The system must offer secure out of band authenticators, such as push notifications. Clear text options such as SMS, mailing or PSTN may be offered but should not be the default option.
Secure out of band authenticators are physical devices that can communicate with an authentication verifier over a secure secondary channel. They serve as an additional security measure for identity assertion during authentication processes or sensitive transactions.
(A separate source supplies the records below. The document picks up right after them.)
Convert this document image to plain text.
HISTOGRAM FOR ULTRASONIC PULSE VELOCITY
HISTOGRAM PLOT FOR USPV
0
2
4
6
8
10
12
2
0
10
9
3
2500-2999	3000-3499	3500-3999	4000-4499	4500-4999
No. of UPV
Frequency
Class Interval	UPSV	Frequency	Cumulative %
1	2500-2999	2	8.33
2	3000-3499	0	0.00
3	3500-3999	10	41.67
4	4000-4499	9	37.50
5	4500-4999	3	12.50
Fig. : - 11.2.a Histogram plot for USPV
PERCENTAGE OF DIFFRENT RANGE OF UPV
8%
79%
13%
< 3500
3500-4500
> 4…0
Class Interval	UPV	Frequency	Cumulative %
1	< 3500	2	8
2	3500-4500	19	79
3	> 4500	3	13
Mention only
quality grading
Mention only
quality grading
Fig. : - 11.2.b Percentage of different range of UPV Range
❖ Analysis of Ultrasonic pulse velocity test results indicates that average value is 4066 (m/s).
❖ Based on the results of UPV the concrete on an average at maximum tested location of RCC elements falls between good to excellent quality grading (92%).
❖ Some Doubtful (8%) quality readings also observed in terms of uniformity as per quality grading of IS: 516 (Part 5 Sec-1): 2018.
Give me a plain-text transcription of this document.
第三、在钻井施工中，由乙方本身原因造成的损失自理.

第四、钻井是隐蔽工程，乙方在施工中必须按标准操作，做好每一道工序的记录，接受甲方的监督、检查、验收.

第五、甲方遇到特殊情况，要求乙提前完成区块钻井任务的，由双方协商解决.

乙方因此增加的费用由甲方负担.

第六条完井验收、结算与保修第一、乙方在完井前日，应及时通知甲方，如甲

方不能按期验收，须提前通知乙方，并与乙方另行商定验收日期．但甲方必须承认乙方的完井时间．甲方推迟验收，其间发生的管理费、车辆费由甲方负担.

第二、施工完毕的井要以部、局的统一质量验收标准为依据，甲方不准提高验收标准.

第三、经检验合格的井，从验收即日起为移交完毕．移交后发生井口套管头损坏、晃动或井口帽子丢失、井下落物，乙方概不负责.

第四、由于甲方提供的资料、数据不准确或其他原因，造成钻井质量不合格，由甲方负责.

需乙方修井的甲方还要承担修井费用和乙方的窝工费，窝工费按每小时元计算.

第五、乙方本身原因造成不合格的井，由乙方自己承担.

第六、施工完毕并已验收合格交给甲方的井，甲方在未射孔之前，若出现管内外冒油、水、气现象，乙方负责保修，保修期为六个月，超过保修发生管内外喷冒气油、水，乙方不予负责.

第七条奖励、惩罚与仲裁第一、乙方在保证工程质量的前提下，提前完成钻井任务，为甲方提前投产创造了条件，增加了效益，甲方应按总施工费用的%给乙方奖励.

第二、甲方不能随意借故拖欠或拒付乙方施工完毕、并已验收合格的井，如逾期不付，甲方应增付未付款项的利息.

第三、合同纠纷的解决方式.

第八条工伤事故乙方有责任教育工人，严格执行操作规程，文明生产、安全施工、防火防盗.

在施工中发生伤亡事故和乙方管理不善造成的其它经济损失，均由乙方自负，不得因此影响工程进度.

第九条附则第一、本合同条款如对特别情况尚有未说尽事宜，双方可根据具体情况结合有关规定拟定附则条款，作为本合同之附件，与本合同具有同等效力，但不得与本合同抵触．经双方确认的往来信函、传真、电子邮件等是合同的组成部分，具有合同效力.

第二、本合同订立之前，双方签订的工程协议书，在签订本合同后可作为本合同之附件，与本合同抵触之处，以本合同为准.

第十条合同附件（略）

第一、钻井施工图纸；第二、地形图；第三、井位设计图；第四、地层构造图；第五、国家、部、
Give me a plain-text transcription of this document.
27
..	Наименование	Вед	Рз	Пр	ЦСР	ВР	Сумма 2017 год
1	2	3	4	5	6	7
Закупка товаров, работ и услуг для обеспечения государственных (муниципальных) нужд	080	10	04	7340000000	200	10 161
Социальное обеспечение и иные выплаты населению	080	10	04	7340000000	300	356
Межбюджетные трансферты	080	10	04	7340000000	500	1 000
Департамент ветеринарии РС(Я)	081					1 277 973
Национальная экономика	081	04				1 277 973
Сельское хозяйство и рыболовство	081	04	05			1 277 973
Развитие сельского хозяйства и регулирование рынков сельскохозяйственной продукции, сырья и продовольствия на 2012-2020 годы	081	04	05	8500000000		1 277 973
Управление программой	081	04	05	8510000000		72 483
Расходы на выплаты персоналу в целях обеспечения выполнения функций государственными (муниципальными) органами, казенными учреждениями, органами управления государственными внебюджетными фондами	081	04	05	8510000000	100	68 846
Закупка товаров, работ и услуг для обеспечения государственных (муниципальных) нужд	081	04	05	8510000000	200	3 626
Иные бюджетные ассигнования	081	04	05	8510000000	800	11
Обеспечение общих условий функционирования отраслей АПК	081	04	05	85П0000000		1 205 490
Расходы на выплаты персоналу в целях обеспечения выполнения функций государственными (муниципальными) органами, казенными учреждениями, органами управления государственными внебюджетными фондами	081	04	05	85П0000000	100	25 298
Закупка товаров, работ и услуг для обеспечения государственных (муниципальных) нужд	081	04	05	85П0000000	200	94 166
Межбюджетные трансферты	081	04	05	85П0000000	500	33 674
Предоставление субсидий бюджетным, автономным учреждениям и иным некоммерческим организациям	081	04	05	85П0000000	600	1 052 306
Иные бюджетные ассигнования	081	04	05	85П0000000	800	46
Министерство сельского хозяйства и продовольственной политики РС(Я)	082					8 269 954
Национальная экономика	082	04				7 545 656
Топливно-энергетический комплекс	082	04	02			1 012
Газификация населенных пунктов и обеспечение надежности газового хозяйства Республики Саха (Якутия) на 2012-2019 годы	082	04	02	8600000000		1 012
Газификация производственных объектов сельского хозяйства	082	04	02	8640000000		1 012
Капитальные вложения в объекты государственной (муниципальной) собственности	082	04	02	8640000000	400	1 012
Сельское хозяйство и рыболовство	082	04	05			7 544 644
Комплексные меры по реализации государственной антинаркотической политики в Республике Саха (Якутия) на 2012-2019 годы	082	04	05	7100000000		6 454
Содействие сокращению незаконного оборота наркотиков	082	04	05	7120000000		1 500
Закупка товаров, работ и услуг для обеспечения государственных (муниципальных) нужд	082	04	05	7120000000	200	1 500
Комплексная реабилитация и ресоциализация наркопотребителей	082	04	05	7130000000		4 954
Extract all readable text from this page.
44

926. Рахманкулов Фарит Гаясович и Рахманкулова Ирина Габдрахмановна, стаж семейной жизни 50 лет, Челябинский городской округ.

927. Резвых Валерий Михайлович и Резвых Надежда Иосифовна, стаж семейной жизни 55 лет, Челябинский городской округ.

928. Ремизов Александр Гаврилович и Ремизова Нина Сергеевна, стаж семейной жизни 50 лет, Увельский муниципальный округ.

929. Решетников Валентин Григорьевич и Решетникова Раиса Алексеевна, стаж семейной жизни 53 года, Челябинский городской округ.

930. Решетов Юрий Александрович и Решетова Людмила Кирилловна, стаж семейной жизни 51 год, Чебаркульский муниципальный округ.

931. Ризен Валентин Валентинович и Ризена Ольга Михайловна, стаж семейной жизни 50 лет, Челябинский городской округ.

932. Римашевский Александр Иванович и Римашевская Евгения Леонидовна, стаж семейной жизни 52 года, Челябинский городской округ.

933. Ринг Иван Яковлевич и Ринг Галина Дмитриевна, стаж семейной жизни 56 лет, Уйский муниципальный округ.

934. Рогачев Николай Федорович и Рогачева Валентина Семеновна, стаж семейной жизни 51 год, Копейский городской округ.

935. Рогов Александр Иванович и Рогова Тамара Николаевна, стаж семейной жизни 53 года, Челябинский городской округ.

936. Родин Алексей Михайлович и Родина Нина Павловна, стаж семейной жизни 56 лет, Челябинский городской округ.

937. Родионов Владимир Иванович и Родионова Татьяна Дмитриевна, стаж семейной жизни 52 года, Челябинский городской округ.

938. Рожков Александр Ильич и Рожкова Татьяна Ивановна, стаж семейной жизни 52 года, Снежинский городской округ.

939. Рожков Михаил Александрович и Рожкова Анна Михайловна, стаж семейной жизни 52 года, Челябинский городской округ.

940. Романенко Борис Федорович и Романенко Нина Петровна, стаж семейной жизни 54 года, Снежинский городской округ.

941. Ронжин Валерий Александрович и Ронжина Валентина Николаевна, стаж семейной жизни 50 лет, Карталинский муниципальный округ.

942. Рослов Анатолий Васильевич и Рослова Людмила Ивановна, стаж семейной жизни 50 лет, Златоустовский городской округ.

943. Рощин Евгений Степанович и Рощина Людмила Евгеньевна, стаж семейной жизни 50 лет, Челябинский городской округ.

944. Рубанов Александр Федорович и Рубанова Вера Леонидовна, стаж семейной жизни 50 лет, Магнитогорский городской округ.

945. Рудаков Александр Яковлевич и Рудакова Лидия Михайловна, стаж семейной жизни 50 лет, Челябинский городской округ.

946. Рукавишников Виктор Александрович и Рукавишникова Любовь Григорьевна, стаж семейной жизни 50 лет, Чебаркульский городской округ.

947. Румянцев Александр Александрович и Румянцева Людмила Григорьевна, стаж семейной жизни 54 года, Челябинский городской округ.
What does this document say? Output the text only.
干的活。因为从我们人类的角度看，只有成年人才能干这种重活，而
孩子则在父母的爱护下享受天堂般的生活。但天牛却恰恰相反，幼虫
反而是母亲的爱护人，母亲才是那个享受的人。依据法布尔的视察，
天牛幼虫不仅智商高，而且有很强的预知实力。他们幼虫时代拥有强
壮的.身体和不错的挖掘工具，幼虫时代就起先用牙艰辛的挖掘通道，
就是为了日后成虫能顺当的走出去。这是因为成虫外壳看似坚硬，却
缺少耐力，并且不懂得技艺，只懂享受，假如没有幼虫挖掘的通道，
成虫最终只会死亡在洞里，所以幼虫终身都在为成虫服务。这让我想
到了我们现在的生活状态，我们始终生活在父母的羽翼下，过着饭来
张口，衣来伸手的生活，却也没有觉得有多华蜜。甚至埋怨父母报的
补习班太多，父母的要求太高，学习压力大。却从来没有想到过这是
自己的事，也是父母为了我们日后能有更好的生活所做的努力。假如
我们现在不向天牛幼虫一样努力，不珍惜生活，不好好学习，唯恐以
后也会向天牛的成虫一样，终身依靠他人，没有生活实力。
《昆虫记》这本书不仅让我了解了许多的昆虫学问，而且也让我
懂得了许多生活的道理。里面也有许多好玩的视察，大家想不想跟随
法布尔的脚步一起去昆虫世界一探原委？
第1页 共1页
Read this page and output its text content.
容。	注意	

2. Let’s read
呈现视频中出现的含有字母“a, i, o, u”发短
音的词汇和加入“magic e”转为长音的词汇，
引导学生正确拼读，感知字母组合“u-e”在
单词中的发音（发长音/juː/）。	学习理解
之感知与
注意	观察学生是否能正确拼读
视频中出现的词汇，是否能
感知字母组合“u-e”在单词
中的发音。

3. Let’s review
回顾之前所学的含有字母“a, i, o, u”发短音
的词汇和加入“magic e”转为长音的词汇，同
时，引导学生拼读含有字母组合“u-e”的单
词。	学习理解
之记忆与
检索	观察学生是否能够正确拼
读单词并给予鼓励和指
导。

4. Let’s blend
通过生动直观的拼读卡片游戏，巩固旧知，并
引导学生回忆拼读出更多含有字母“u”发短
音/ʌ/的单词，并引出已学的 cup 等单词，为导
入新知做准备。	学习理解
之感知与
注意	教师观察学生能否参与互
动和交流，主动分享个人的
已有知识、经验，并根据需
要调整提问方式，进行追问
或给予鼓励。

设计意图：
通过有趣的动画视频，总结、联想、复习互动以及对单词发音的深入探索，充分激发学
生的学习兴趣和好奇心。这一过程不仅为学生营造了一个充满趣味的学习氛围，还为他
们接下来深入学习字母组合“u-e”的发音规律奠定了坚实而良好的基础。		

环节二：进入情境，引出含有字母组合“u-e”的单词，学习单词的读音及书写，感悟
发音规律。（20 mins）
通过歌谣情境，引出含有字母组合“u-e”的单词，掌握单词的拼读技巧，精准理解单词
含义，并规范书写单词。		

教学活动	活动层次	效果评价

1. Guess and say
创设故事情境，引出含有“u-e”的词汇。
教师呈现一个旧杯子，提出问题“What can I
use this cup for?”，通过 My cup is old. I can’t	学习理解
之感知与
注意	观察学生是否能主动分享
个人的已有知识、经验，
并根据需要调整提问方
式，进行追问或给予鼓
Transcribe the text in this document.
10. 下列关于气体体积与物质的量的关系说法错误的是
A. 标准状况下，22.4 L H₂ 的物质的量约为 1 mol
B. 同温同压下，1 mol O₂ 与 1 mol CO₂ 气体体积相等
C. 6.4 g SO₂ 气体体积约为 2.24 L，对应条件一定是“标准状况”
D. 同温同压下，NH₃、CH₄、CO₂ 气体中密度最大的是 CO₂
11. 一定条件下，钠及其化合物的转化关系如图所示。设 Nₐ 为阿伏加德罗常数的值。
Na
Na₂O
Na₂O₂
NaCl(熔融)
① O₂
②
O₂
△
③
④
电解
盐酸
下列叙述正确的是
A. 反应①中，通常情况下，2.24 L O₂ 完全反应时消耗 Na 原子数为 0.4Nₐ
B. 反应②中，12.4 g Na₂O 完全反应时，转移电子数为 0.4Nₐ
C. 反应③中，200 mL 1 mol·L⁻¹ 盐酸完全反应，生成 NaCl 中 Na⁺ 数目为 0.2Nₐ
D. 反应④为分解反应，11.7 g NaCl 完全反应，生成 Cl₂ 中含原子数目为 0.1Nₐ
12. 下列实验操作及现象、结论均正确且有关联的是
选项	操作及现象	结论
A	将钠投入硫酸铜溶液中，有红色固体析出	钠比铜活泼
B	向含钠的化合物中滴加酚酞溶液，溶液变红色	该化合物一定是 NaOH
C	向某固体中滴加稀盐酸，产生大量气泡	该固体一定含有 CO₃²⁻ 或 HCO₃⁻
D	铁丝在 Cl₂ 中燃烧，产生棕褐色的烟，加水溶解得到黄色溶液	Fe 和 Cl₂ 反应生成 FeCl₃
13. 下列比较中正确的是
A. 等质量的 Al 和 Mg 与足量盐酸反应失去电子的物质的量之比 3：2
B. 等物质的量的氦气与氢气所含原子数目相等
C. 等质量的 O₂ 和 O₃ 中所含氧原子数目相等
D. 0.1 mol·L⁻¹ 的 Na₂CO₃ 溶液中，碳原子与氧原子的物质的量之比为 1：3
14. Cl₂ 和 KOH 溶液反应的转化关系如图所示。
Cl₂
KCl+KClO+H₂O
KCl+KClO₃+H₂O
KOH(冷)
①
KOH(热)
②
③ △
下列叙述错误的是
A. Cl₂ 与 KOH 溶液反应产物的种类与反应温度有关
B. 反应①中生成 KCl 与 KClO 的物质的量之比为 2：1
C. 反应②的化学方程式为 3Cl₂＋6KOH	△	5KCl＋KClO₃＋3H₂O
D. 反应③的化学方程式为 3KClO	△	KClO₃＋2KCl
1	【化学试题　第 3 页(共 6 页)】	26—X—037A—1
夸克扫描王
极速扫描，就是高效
Systems should offer at least one out of band authenticator and the default option should not be a clear text one.
CWE-287: Improper Authentication: When an actor claims to have a given identity, the software does not prove or insufficiently proves that the claim is correct.
CWE-319: Cleartext Transmission of Sensitive Information: The software transmits sensitive or security-critical data in clear text in a communication channel that can be sniffed by unauthorized actors.
CWE-523: Unprotected Transport of Credentials: Login pages do not use adequate measures to protect the user name and password while they are in transit from the client to the server.
OWASP Top 10 A2:2017-Broken Authentication: Application functions related to authentication and session management are often implemented incorrectly, allowing attackers to compromise passwords, keys or session tokens, or to exploit other implementation flaws to assume other users' identities temporarily or permanently.
OWASP-ASVS v4.0.1 V2.7 Out of Band Verifier Requirements.(2.7.1): Verify that clear text out of band (NIST "restricted") authenticators, such as SMS or PSTN, are not offered by default, and stronger alternatives such as push notifications are offered first.
OWASP-ASVS v4.0.1 V2.7 Out of Band Verifier Requirements.(2.7.4): Verify that the out of band authenticator and verifier communicates over a secure independent channel.
PCI DSS v3.2.1 - Requirement 6.5.10: Address common coding vulnerabilities in software-development processes such as broken authentication and session management.